The cashless wallet, like the paperless office, is one of those concepts that has been discussed ad infinitum yet still appears to be a long way from becoming reality. For all the leaps forward in payments technology, from near-field communications embedded into smartphones to the plethora of chip-and-PIN apps and attachments vying for the attention of small businesses, most of us still have wallets stuffed with coins and notes that we exchange every day.
Yet consumer behaviour is quietly changing. PayPal, eBay’s payments arm, processed a whopping $27 billion worth of transactions through mobile phones last year proving that most of our online auction bidding is now done via an app, not a website.
Weve, the mobile phone industry’s joint venture to target mobile commerce and advertising revenue, said it had revenue of £13 million in its first year as a fully formed company – as opposed to a startup situated above a jazz club in Soho – and has high hopes of taking a share of the mobile display advertising market projected, by the Internet Advertising Bureau, to be worth £611 million by 2015.
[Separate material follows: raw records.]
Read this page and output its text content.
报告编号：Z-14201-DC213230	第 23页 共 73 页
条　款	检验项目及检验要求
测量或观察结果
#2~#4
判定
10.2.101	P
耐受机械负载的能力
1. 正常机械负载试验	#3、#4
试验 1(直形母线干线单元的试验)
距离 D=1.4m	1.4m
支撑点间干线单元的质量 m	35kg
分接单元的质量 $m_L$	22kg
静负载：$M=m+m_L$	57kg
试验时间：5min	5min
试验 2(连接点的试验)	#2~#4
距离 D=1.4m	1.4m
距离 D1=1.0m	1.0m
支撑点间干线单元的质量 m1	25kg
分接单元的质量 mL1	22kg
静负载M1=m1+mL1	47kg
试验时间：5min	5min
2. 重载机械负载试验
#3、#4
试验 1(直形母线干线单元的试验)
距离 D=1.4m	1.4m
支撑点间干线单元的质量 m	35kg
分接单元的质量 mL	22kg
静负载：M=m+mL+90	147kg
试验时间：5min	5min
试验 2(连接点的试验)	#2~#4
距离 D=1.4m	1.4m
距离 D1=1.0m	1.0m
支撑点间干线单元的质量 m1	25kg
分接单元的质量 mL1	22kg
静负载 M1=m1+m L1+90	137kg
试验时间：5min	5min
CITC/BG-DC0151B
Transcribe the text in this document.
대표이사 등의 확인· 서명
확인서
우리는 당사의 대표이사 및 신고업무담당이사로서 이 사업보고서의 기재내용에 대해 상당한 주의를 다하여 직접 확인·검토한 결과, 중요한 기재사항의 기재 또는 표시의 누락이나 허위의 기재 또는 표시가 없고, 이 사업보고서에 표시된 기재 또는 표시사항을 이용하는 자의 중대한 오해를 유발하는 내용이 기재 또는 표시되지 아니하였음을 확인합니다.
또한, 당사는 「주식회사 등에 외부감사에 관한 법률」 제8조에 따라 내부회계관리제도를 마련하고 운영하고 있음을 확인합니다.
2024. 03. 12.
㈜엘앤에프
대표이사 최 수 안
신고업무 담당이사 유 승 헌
Meanwhile, the push for contactless payments is slowly making its presence felt. There are 20 million Barclays cards in British pockets that can be used to wave through payments of less than £20 and contactless accounts for around 1.7 per cent of the 958 million monthly transactions made via plastic every month.
Thus it is apparent that, as the technology becomes easier to use, more secure and trusted, and more widely deployed by retailers at the tills, then consumers are willing to use it, albeit with the bridge of an existing technology they know and already use, such as a plastic card, a smartphone or the mobile app version of a popular website.
Work still needs to be done to convince consumers that plastic transactions with no PIN are secure
Yet why are retailers, mobile phone companies and payment processors so determined to do away with cash at a time when the Bank of England is introducing fancy new 12-sided pound coins and putting Jane Austen on the £10 note? Weve, for example, has sucked up £38 million in investment so far and returned a £25 million loss in the first year, which sounds like tough going.
The answer is two-fold: efficiency and opportunity. Tesco has estimated that it is six seconds quicker to process a transaction by waving a card at the terminal rather than fishing cash out of a wallet or waiting to tap a PIN number into the terminal. Six seconds sounds like a marginal improvement, however it could have a profound impact on the length of queues, not just at the supermarket till, but at coffee shops, petrol stations, cafes – pretty much anywhere you find lines of angry, impatient consumers.
Happier customers tend to return, but there are also clear benefits for the retailers themselves who can process more transactions per till and eventually cut costs by reducing the number of checkouts and people working at them.
That doesn’t just apply to retail behemoths such as Tesco or Pret A Manger. Visa Europe conducted a European survey and found that merchants in France, Germany, Britain and Poland overwhelmingly regarded mobile point-of-sales systems as a key selling point. Half in Germany believed it would increase sales, while 45 per cent of Italian small businesses said it would also increase cash flow, the lifeblood of any micro-business.
Work still needs to be done to convince consumers that plastic transactions with no PIN are secure. That lack of trust remains an Achilles’ heel for the payments industry despite UK Cards Association numbers showing that less than £70,000 was pilfered from lost or stolen cards last year, representing 0.016 per cent of total fraud.
Speed at the till is only half the story. The Holy Grail for advertisers is to couple loyalty schemes, such as Nectar and Tesco’s Clubcard, more closely to payments across a consumer’s entire spending history and there is no better place to harvest that consumer data than from a smartphone if it is being used as a payment tool.
Around 90 per cent of people with a smartphone now use their mobile device to plan a holiday either searching flights, booking hotels and checking in online, and of course paying for it. That provides a golden opportunity, not only for companies advertising travel services, but also those selling everything from insurance to sunscreen or luggage.
This is still a nascent market and most people do not want to give up information about their habits in case they are inundated with unwanted and mostly irrelevant advertising material. Striking a balance to use payment information and buying patterns with appropriate and relevant marketing material will be the key challenge for all stakeholders looking to push more transactions on to smartphones.